Assim, sem sobre aviso, Virgínia entra na vida no narrador. Mas não se trata de um romance, de uma paixão avassaladora ou romântica da parte dela(ou se trata?). Virgínia entra e sai do apartamento do narrador algumas vezes nos dias em que ele está impossibilitado de sair.
Após o surpreendente beijo, sem compreender exatamente o que havia se passado, ele ouve música, bebe uísque e tropeça no copo, cortando furiosamente o pé.
Então temos o narrador recluso à força.
Cortado profundamente, sem equilíbrio, sem ficar em pé, um pouco ridículo. Ou seja, se não fosse um corte no pé, seria a melhor descrição para alguém apaixonado.
Curiosamente,tomado pelo corte e pela paixão,o narrador está indefeso diante do que acontece.
A mercê das dores que o imobilizam : "
o pé latejava e sentia uns calafrios. Não sabia se era por causa do pé ou por causa..."(pág.11)
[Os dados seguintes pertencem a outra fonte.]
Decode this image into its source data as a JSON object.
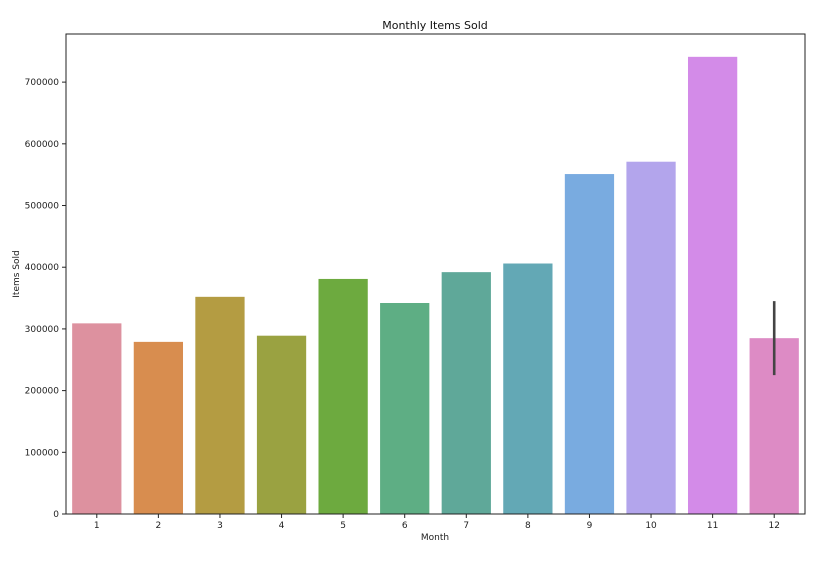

Em alguns momentos tem clareza do objeto de sua dor/desequilibrio:
"
Virgínia era a causa desse ferimento, dessa confusão toda. Se não estivesse aparecido aqui eu estaria hoje, restaurado, pronto, inteiro, intacto." (pág.11)
Mas ele não está intacto.
O narrador é tomado pela ansiedade, pelo desejo da presença de Virgínia, de quem ainda não sabemos - e nem saberemos -muita coisa. Ela não fala, ela não se mostra, ela recua quando ele tenta fazer com que ela apareça.
Enquanto isso, jorra amor do narrador, mesmo quando a pia do banheiro quebra e jorra água por todo lado ( o símbolo mais sexual dentro do universo onírico), absolutamente sem controle.
Assim,de uma hora para outra, depois de uma das despedidas dela que a ele pareceu definitiva, ela morre.
"
Foi nesse domingo quente de verão que ficamos todos sabendo que Virgínia estava morta."
Todos nós: o narrador, o namorado médico, a mãe, a polícia e nós, os leitores. Sabemos que estava morta, que fora em um quarto barato de hotel e que talvez possa ter sido suicídio. O bilhete no bolso, que hora parecia poesia, hora bilhete suicida e hora receita de bolo, desaparece. Ela desaparece.
Então, com em quase todo amor, nasce de repente, dói e dá prazer, morre e cicatriza. Como o corte do narrador.
E eu terminei o livro com a sombra de Virgínia, quem era a garota de bunda caída, cabelos tingidos, tropeçando nos cadarços,que havia morrido? Por mais que eu leia e ouça o cd, acho que nunca vou saber. Nem o narrador.
Na introdução do livro o Alex Castro diz que o "Bia escreve pra caralho". Mas como eu sou uma dama, não digo essas coisas. (Mas que ele escreve pra caralho, ah, escreve.)